RSV is een virus dat luchtweginfecties veroorzaakt. Het virus circuleert vooral in de wintermaanden. Een RSV-infectie verloopt over het algemeen mild, vergelijkbaar met een verkoudheid, maar het kan ook ernstiger verlopen. Dat geldt voor zuigelingen, waarover de Gezondheidsraad eerder al heeft geadviseerd, maar ook voor ouderen – zeker als zij bijvoorbeeld een hart- of longaandoening hebben. Er zijn 3 RSV-vaccins beschikbaar voor ouderen. Het ministerie van VWS heeft de Gezondheidsraad gevraagd of een RSV-vaccinatieprogramma voor ouderen wenselijk is.

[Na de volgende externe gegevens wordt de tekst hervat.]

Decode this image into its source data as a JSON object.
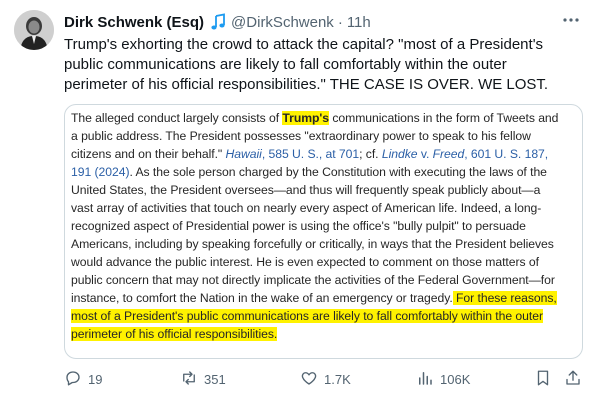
{
  "author": {
    "name": "Dirk Schwenk (Esq)",
    "emoji_icon": "music-note-icon",
    "handle": "@DirkSchwenk",
    "separator": "·",
    "time": "11h"
  },
  "tweet": {
    "lines": [
      "Trump's exhorting the crowd to attack the capital? \"most of a President's",
      "public communications are likely to fall comfortably within the outer",
      "perimeter of his official responsibilities.\"  THE CASE IS OVER.  WE LOST."
    ]
  },
  "document": {
    "line1_pre": "The alleged conduct largely consists of ",
    "line1_highlight": "Trump's",
    "line1_post": " communications in the form of Tweets and",
    "line2": "a public address. The President possesses \"extraordinary power to speak to his fellow",
    "line3_pre": "citizens and on their behalf.\" ",
    "line3_cite1": "Hawaii",
    "line3_cite1b": ", 585 U. S., at 701",
    "line3_mid": "; cf. ",
    "line3_cite2": "Lindke",
    "line3_v": " v. ",
    "line3_cite3": "Freed",
    "line3_cite3b": ", 601 U. S. 187,",
    "line4_cite": "191 (2024)",
    "line4_post": ". As the sole person charged by the Constitution with executing the laws of the",
    "line5": "United States, the President oversees—and thus will frequently speak publicly about—a",
    "line6": "vast array of activities that touch on nearly every aspect of American life. Indeed, a long-",
    "line7": "recognized aspect of Presidential power is using the office's \"bully pulpit\" to persuade",
    "line8": "Americans, including by speaking forcefully or critically, in ways that the President believes",
    "line9": "would advance the public interest. He is even expected to comment on those matters of",
    "line10": "public concern that may not directly implicate the activities of the Federal Government—for",
    "line11_pre": "instance, to comfort the Nation in the wake of an emergency or tragedy.",
    "line11_highlight": " For these reasons,",
    "line12_highlight": "most of a President's public communications are likely to fall comfortably within the outer",
    "line13_highlight": "perimeter of his official responsibilities."
  },
  "actions": {
    "replies": "19",
    "reposts": "351",
    "likes": "1.7K",
    "views": "106K"
  },
  "colors": {
    "highlight": "#fff200",
    "link": "#2b5fa6",
    "secondary_text": "#536471",
    "note_icon": "#1d9bf0"
  }
}
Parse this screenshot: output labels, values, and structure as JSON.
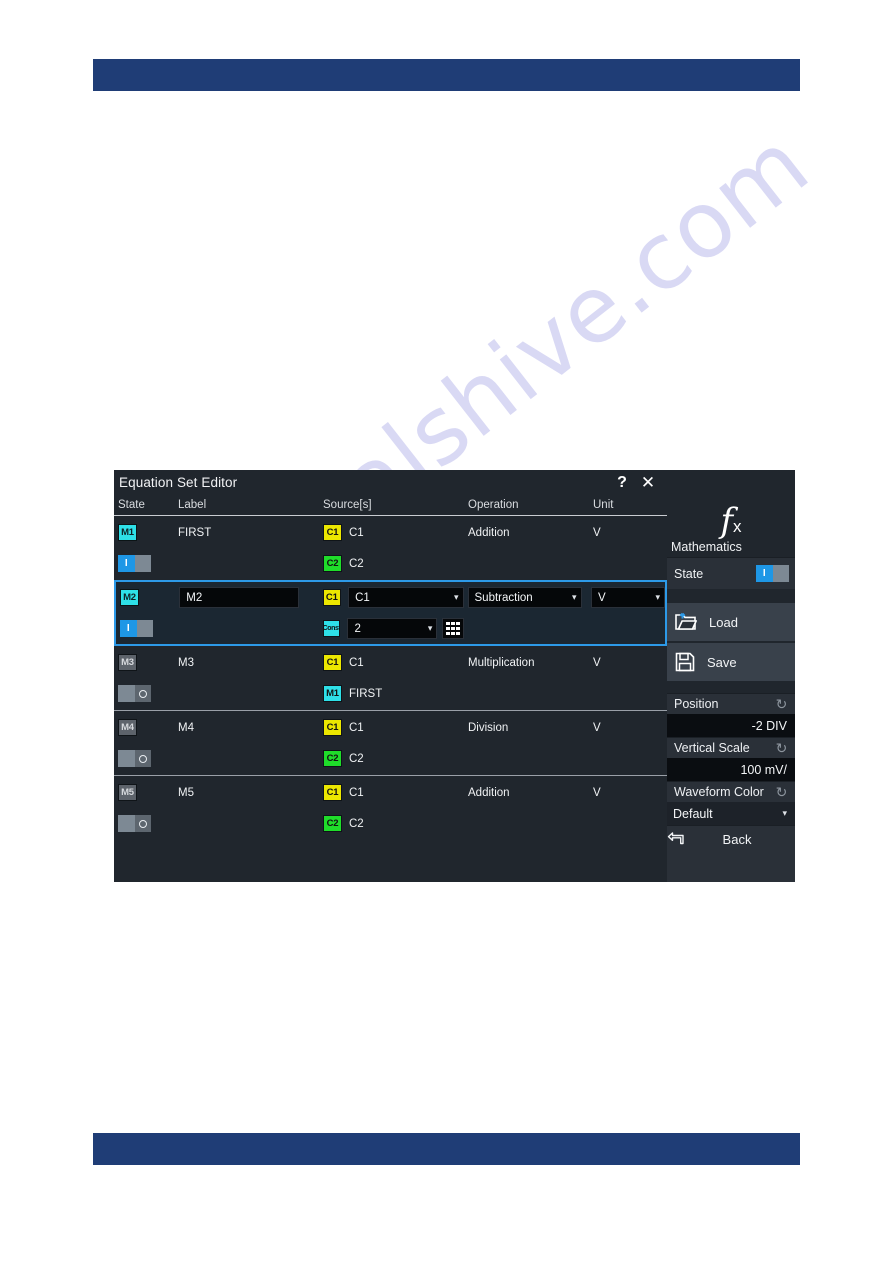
{
  "page": {
    "top_bar_color": "#1f3d76",
    "bottom_bar_color": "#1f3d76",
    "watermark": "manualshive.com"
  },
  "dialog": {
    "title": "Equation Set Editor",
    "help_label": "?",
    "close_label": "✕",
    "columns": [
      "State",
      "Label",
      "Source[s]",
      "Operation",
      "Unit"
    ],
    "rows": [
      {
        "state_badge": "M1",
        "state_on": true,
        "toggle_label": "I",
        "label": "FIRST",
        "sources": [
          {
            "badge": "C1",
            "badge_kind": "c1",
            "text": "C1"
          },
          {
            "badge": "C2",
            "badge_kind": "c2",
            "text": "C2"
          }
        ],
        "operation": "Addition",
        "unit": "V",
        "selected": false
      },
      {
        "state_badge": "M2",
        "state_on": true,
        "toggle_label": "I",
        "label": "M2",
        "sources": [
          {
            "badge": "C1",
            "badge_kind": "c1",
            "text": "C1"
          },
          {
            "badge": "Const",
            "badge_kind": "cst",
            "text": "2"
          }
        ],
        "operation": "Subtraction",
        "unit": "V",
        "selected": true
      },
      {
        "state_badge": "M3",
        "state_on": false,
        "toggle_label": "O",
        "label": "M3",
        "sources": [
          {
            "badge": "C1",
            "badge_kind": "c1",
            "text": "C1"
          },
          {
            "badge": "M1",
            "badge_kind": "m1",
            "text": "FIRST"
          }
        ],
        "operation": "Multiplication",
        "unit": "V",
        "selected": false
      },
      {
        "state_badge": "M4",
        "state_on": false,
        "toggle_label": "O",
        "label": "M4",
        "sources": [
          {
            "badge": "C1",
            "badge_kind": "c1",
            "text": "C1"
          },
          {
            "badge": "C2",
            "badge_kind": "c2",
            "text": "C2"
          }
        ],
        "operation": "Division",
        "unit": "V",
        "selected": false
      },
      {
        "state_badge": "M5",
        "state_on": false,
        "toggle_label": "O",
        "label": "M5",
        "sources": [
          {
            "badge": "C1",
            "badge_kind": "c1",
            "text": "C1"
          },
          {
            "badge": "C2",
            "badge_kind": "c2",
            "text": "C2"
          }
        ],
        "operation": "Addition",
        "unit": "V",
        "selected": false
      }
    ]
  },
  "sidebar": {
    "icon": "fx-icon",
    "title": "Mathematics",
    "state_label": "State",
    "state_on": true,
    "state_toggle_label": "I",
    "load_label": "Load",
    "save_label": "Save",
    "position_label": "Position",
    "position_value": "-2 DIV",
    "vertical_scale_label": "Vertical Scale",
    "vertical_scale_value": "100 mV/",
    "waveform_color_label": "Waveform Color",
    "waveform_color_value": "Default",
    "back_label": "Back"
  },
  "colors": {
    "accent_blue": "#2d9ae8",
    "cyan": "#2ee0e8",
    "yellow": "#ece700",
    "green": "#1fdd2a",
    "panel": "#20262d",
    "sidebar": "#2a3038"
  }
}
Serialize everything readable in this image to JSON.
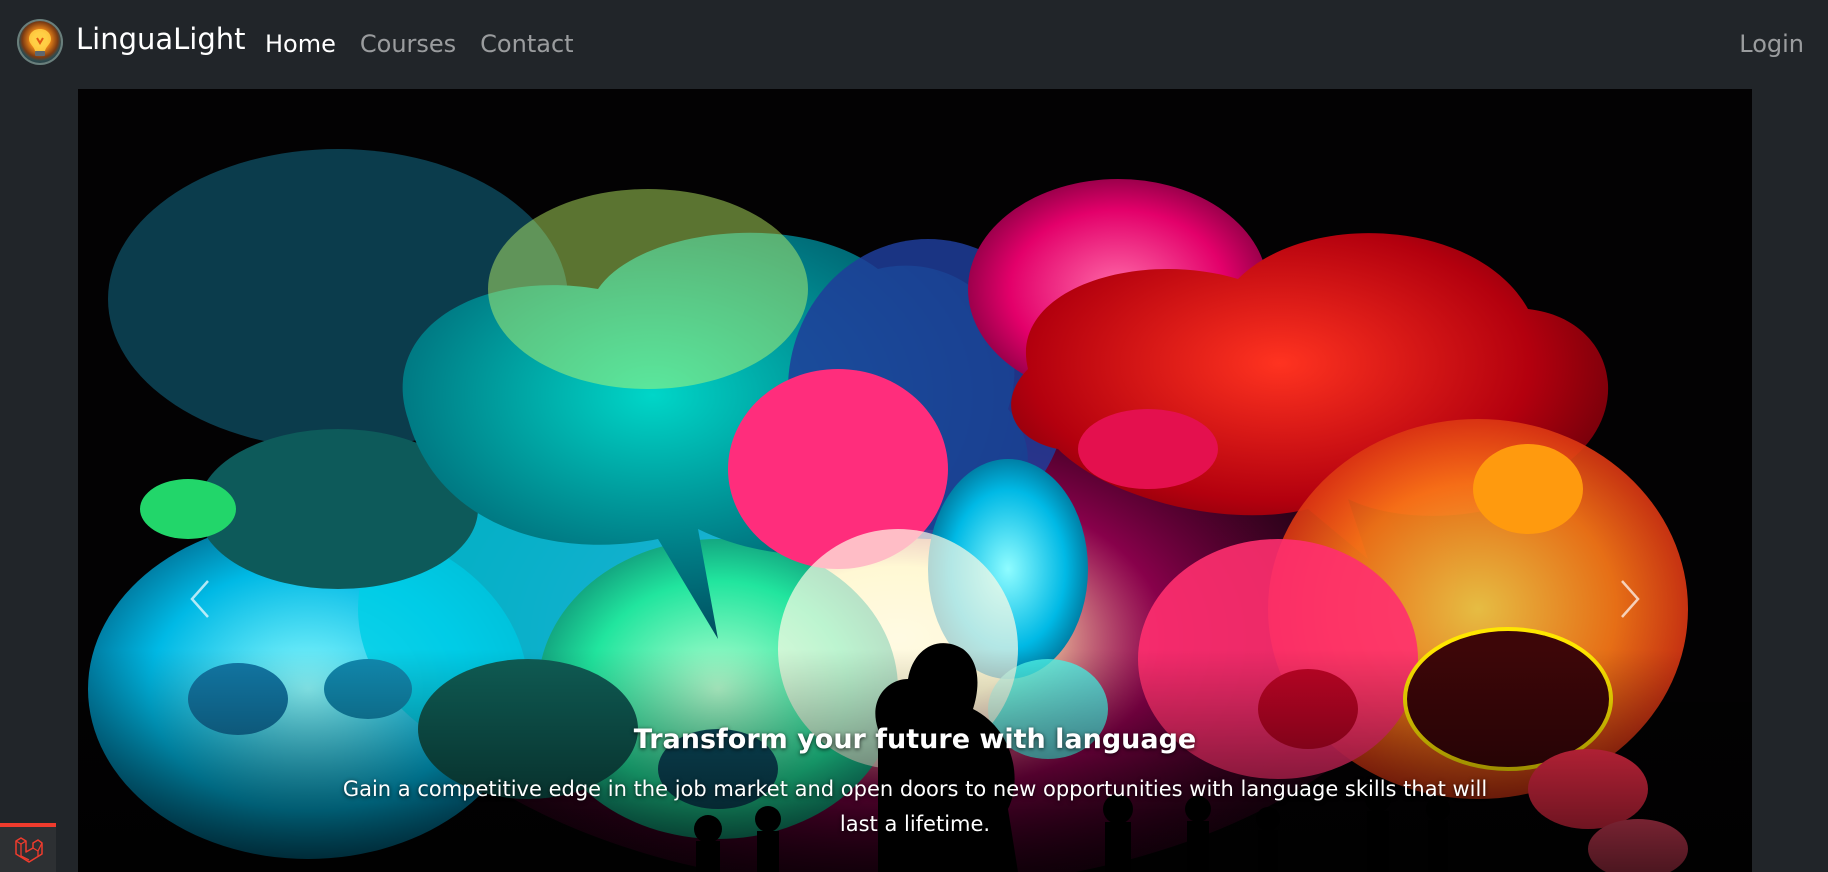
{
  "brand": {
    "name": "LinguaLight",
    "logo_icon": "lightbulb-logo-icon"
  },
  "nav": {
    "links": [
      {
        "label": "Home",
        "active": true
      },
      {
        "label": "Courses",
        "active": false
      },
      {
        "label": "Contact",
        "active": false
      }
    ],
    "login": "Login"
  },
  "hero": {
    "title": "Transform your future with language",
    "text": "Gain a competitive edge in the job market and open doors to new opportunities with language skills that will last a lifetime.",
    "prev_icon": "chevron-left-icon",
    "next_icon": "chevron-right-icon",
    "image_icon": "speech-bubbles-crowd-illustration"
  },
  "debug_badge": {
    "icon": "laravel-icon",
    "accent_color": "#ef3b2d"
  },
  "colors": {
    "background": "#212529",
    "nav_active": "#ffffff",
    "nav_inactive": "rgba(255,255,255,0.55)"
  }
}
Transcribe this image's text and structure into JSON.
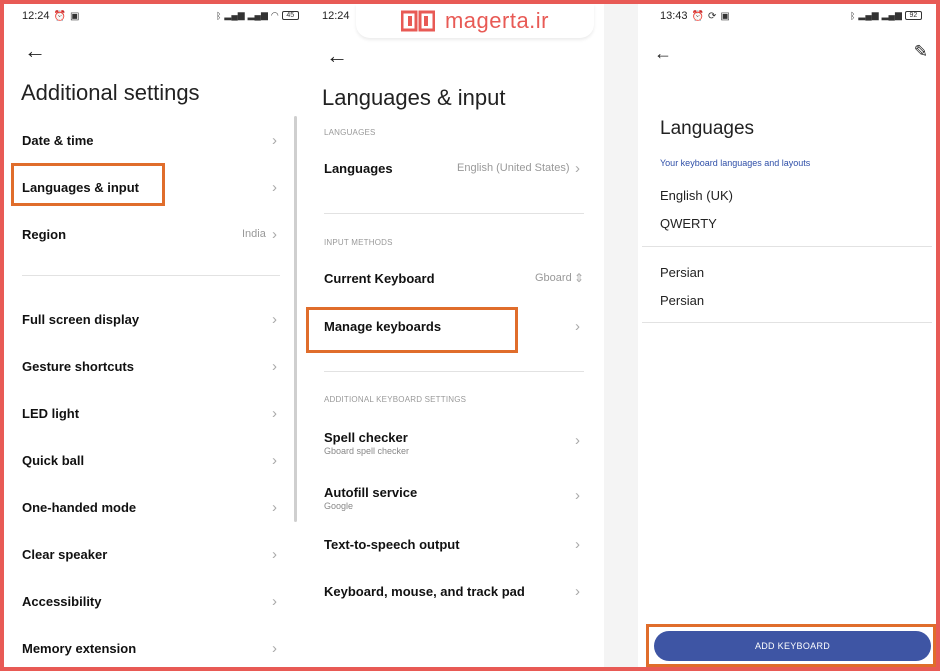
{
  "watermark": {
    "text": "magerta.ir"
  },
  "screen1": {
    "status_time": "12:24",
    "battery": "45",
    "title": "Additional settings",
    "items": [
      {
        "label": "Date & time",
        "value": ""
      },
      {
        "label": "Languages & input",
        "value": ""
      },
      {
        "label": "Region",
        "value": "India"
      },
      {
        "label": "Full screen display",
        "value": ""
      },
      {
        "label": "Gesture shortcuts",
        "value": ""
      },
      {
        "label": "LED light",
        "value": ""
      },
      {
        "label": "Quick ball",
        "value": ""
      },
      {
        "label": "One-handed mode",
        "value": ""
      },
      {
        "label": "Clear speaker",
        "value": ""
      },
      {
        "label": "Accessibility",
        "value": ""
      },
      {
        "label": "Memory extension",
        "value": ""
      }
    ]
  },
  "screen2": {
    "status_time": "12:24",
    "title": "Languages & input",
    "section_languages": "LANGUAGES",
    "section_input": "INPUT METHODS",
    "section_additional": "ADDITIONAL KEYBOARD SETTINGS",
    "languages": {
      "label": "Languages",
      "value": "English (United States)"
    },
    "current_keyboard": {
      "label": "Current Keyboard",
      "value": "Gboard"
    },
    "manage_keyboards": {
      "label": "Manage keyboards"
    },
    "spell_checker": {
      "label": "Spell checker",
      "sub": "Gboard spell checker"
    },
    "autofill": {
      "label": "Autofill service",
      "sub": "Google"
    },
    "tts": {
      "label": "Text-to-speech output"
    },
    "keyboard_mouse": {
      "label": "Keyboard, mouse, and track pad"
    }
  },
  "screen3": {
    "status_time": "13:43",
    "battery": "92",
    "title": "Languages",
    "subtitle": "Your keyboard languages and layouts",
    "lang1": {
      "name": "English (UK)",
      "layout": "QWERTY"
    },
    "lang2": {
      "name": "Persian",
      "layout": "Persian"
    },
    "add_button": "ADD KEYBOARD"
  },
  "colors": {
    "border": "#e85a55",
    "highlight": "#e06d2b",
    "button": "#3e55a4",
    "subtitle": "#2f4fa8"
  }
}
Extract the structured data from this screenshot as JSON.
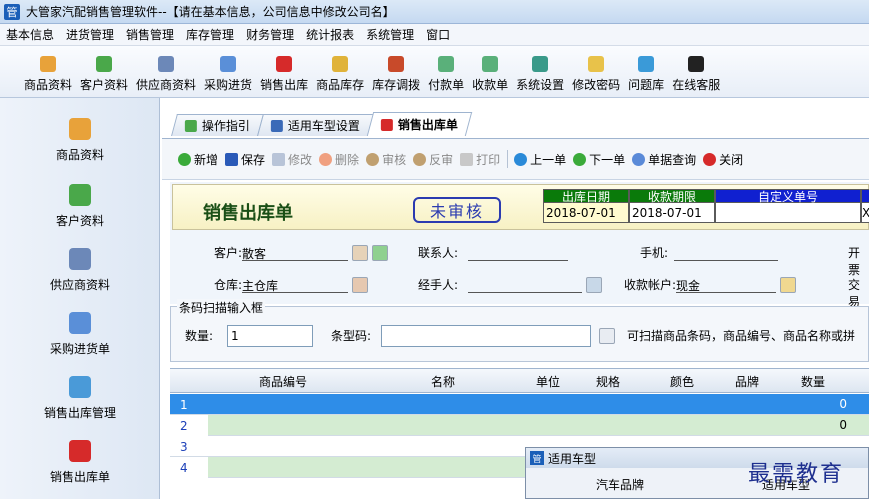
{
  "window": {
    "title": "大管家汽配销售管理软件--【请在基本信息，公司信息中修改公司名】",
    "icon_char": "管"
  },
  "menu": [
    "基本信息",
    "进货管理",
    "销售管理",
    "库存管理",
    "财务管理",
    "统计报表",
    "系统管理",
    "窗口"
  ],
  "toolbar": [
    "商品资料",
    "客户资料",
    "供应商资料",
    "采购进货",
    "销售出库",
    "商品库存",
    "库存调拨",
    "付款单",
    "收款单",
    "系统设置",
    "修改密码",
    "问题库",
    "在线客服"
  ],
  "sidebar": [
    "商品资料",
    "客户资料",
    "供应商资料",
    "采购进货单",
    "销售出库管理",
    "销售出库单"
  ],
  "tabs": [
    "操作指引",
    "适用车型设置",
    "销售出库单"
  ],
  "actions": [
    "新增",
    "保存",
    "修改",
    "删除",
    "审核",
    "反审",
    "打印",
    "上一单",
    "下一单",
    "单据查询",
    "关闭"
  ],
  "doc": {
    "title": "销售出库单",
    "status": "未审核",
    "col1_label": "出库日期",
    "col1_value": "2018-07-01",
    "col2_label": "收款期限",
    "col2_value": "2018-07-01",
    "col3_label": "自定义单号",
    "col3_value": "",
    "col4_value": "X"
  },
  "form": {
    "customer_label": "客户:",
    "customer_value": "散客",
    "contact_label": "联系人:",
    "phone_label": "手机:",
    "invoice_label": "开票",
    "warehouse_label": "仓库:",
    "warehouse_value": "主仓库",
    "handler_label": "经手人:",
    "account_label": "收款帐户:",
    "account_value": "现金",
    "trade_label": "交易"
  },
  "barcode": {
    "legend": "条码扫描输入框",
    "qty_label": "数量:",
    "qty_value": "1",
    "code_label": "条型码:",
    "hint": "可扫描商品条码，商品编号、商品名称或拼"
  },
  "grid": {
    "headers": [
      "商品编号",
      "名称",
      "单位",
      "规格",
      "颜色",
      "品牌",
      "数量"
    ],
    "rows": [
      {
        "n": "1",
        "qty": "0"
      },
      {
        "n": "2",
        "qty": "0"
      },
      {
        "n": "3",
        "qty": ""
      },
      {
        "n": "4",
        "qty": ""
      }
    ]
  },
  "popup": {
    "title": "适用车型",
    "col1": "汽车品牌",
    "col2": "适用车型"
  },
  "watermark": "最需教育",
  "colors": {
    "title_blue": "#1b5fb8",
    "selected_row": "#2e8de8",
    "row_green": "#d4ecd2",
    "doc_col_header": "#0a7a0a",
    "doc_col_header_blue": "#1020d0"
  }
}
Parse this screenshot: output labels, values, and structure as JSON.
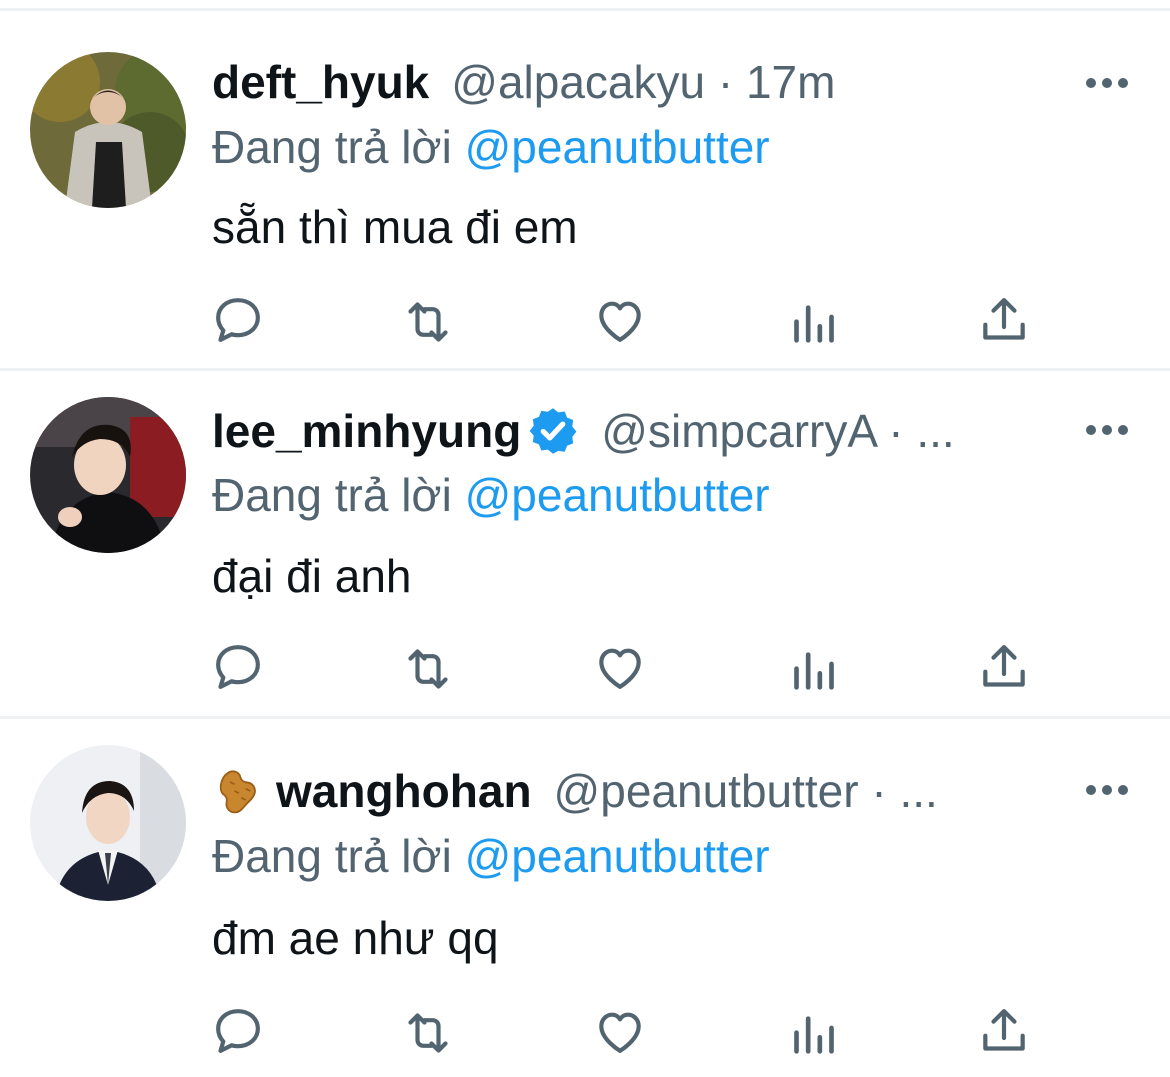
{
  "tweets": [
    {
      "display_name": "deft_hyuk",
      "handle_meta": "@alpacakyu · 17m",
      "reply_prefix": "Đang trả lời",
      "reply_mention": "@peanutbutter",
      "text": "sẵn thì mua đi em",
      "verified": false,
      "name_emoji": null
    },
    {
      "display_name": "lee_minhyung",
      "handle_meta": "@simpcarryA · ...",
      "reply_prefix": "Đang trả lời",
      "reply_mention": "@peanutbutter",
      "text": "đại đi anh",
      "verified": true,
      "name_emoji": null
    },
    {
      "display_name": "wanghohan",
      "handle_meta": "@peanutbutter · ...",
      "reply_prefix": "Đang trả lời",
      "reply_mention": "@peanutbutter",
      "text": "đm ae như qq",
      "verified": false,
      "name_emoji": "peanut-emoji"
    }
  ],
  "icons": {
    "reply": "reply-icon",
    "retweet": "retweet-icon",
    "like": "like-icon",
    "analytics": "analytics-icon",
    "share": "share-icon",
    "more": "more-icon",
    "verified": "verified-badge-icon"
  },
  "colors": {
    "text": "#0f1419",
    "secondary": "#536471",
    "accent": "#1d9bf0",
    "divider": "#eff1f3"
  }
}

De vaste commissie Vaccinaties van de Gezondheidsraad concludeert dat vaccinatie ouderen kan beschermen tegen ernstige ziekte door RSV. Zij adviseert daarom een programmatisch aanbod van RSV-vaccinatie voor 75-plussers en voor medische risicogroepen en bewoners van instellingen voor langdurige zorg van 60 tot 75 jaar. Definitieve besluitvorming over de invoering van een programma kan echter pas plaatsvinden als de verwachte beschermingsduur bekend is. De werkzaamheid van het vaccin neemt af na 2 à 3 jaar, maar omdat de vaccins net nieuw zijn is het nu nog niet duidelijk hoe het zit met de jaren daarna. Ook is niet duidelijk of die afnemende werkzaamheid betekent dat het nodig is om de vaccinatie te herhalen en zo ja, hoe vaak. Zonder voldoende duidelijkheid daarover kan een vaccinatieprogramma volgens de commissie niet ingevoerd worden.